Place the 6 tea bags into the jar and let the tea brew for 15 minutes.
After 15 minutes remove the tea bags from the jar and fill the gallon jar the remainder of the way with room temperature water.
The next step is to make sure your sweet tea is back to body temperature before pouring it into a gallon Anchor Hocking jar (or any wide mouthed gallon jar) with your SCOBY and starter. Every scoby should come with a little starter liquid for your first batch of kombucha. After that you will use some of your homemade kombucha with the scoby to start new batches.
Cover with a cloth and rubber band and let it ferment on the counter for 7-10 days.
After 7-10 days, make sure you have clean hands and remove the SCOBY with 2 ladles of kombucha to start a new batch.

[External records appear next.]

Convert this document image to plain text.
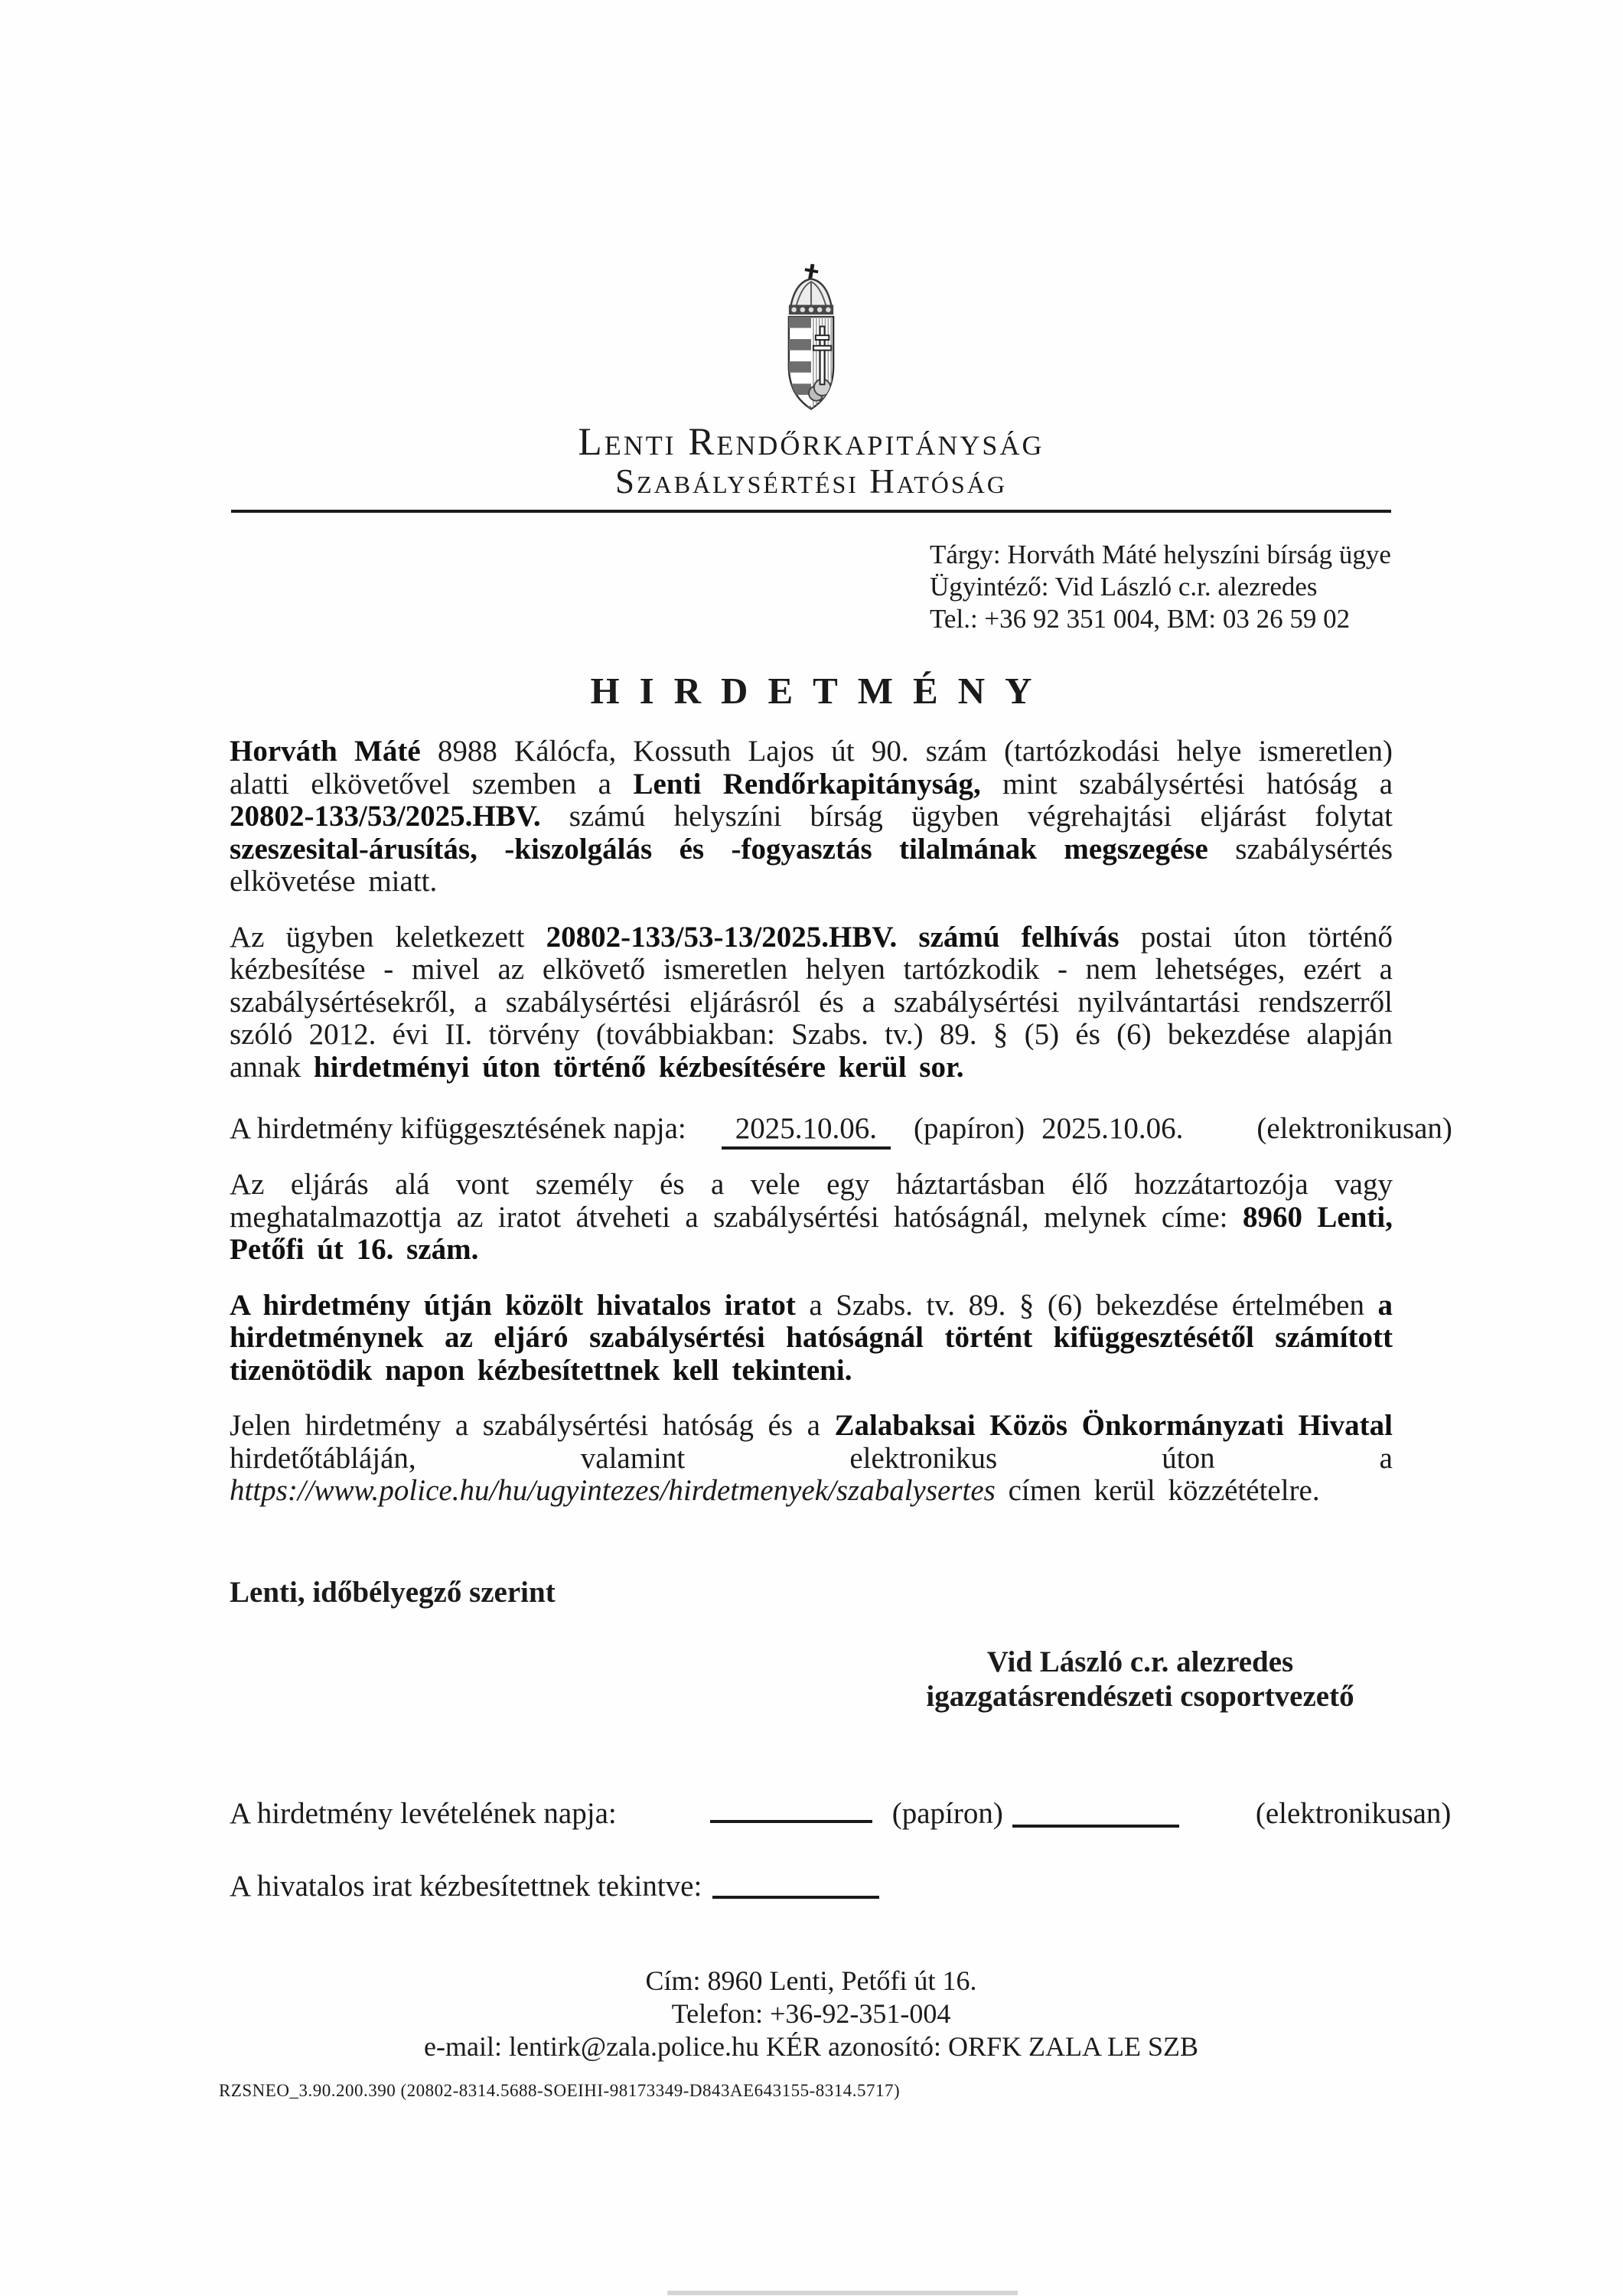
Lenti Rendőrkapitányság
Szabálysértési Hatóság
Tárgy: Horváth Máté helyszíni bírság ügye
Ügyintéző: Vid László c.r. alezredes
Tel.: +36 92 351 004, BM: 03 26 59 02
HIRDETMÉNY

Horváth Máté 8988 Kálócfa, Kossuth Lajos út 90. szám (tartózkodási helye ismeretlen) alatti elkövetővel szemben a Lenti Rendőrkapitányság, mint szabálysértési hatóság a 20802-133/53/2025.HBV. számú helyszíni bírság ügyben végrehajtási eljárást folytat szeszesital-árusítás, -kiszolgálás és -fogyasztás tilalmának megszegése szabálysértés elkövetése miatt.

Az ügyben keletkezett 20802-133/53-13/2025.HBV. számú felhívás postai úton történő kézbesítése - mivel az elkövető ismeretlen helyen tartózkodik - nem lehetséges, ezért a szabálysértésekről, a szabálysértési eljárásról és a szabálysértési nyilvántartási rendszerről szóló 2012. évi II. törvény (továbbiakban: Szabs. tv.) 89. § (5) és (6) bekezdése alapján annak hirdetményi úton történő kézbesítésére kerül sor.

A hirdetmény kifüggesztésének napja: 2025.10.06. (papíron) 2025.10.06. (elektronikusan)

Az eljárás alá vont személy és a vele egy háztartásban élő hozzátartozója vagy meghatalmazottja az iratot átveheti a szabálysértési hatóságnál, melynek címe: 8960 Lenti, Petőfi út 16. szám.

A hirdetmény útján közölt hivatalos iratot a Szabs. tv. 89. § (6) bekezdése értelmében a hirdetménynek az eljáró szabálysértési hatóságnál történt kifüggesztésétől számított tizenötödik napon kézbesítettnek kell tekinteni.

Jelen hirdetmény a szabálysértési hatóság és a Zalabaksai Közös Önkormányzati Hivatal hirdetőtábláján, valamint elektronikus úton a https://www.police.hu/hu/ugyintezes/hirdetmenyek/szabalysertes címen kerül közzétételre.

Lenti, időbélyegző szerint
Vid László c.r. alezredes
igazgatásrendészeti csoportvezető
A hirdetmény levételének napja:	(papíron)	(elektronikusan)
A hivatalos irat kézbesítettnek tekintve:
Cím: 8960 Lenti, Petőfi út 16.
Telefon: +36-92-351-004
e-mail: lentirk@zala.police.hu KÉR azonosító: ORFK ZALA LE SZB
RZSNEO_3.90.200.390 (20802-8314.5688-SOEIHI-98173349-D843AE643155-8314.5717)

Pour the rest of the plain kombucha in a container to keep in the fridge to drink or do a second fermentation process with fruit juice or just fruit.
To do a second ferment, add juice or fruit to your kombucha in half gallon or gallon jars. Place a lid and ring on your jar so it is airtight and let sit on your counter for 2 more days. You may have to "burp" your jar, by crack the lid and then screwing it back down, every once in a while if the gases get too built up. Strain any fruit or particles and place in fridge to chill.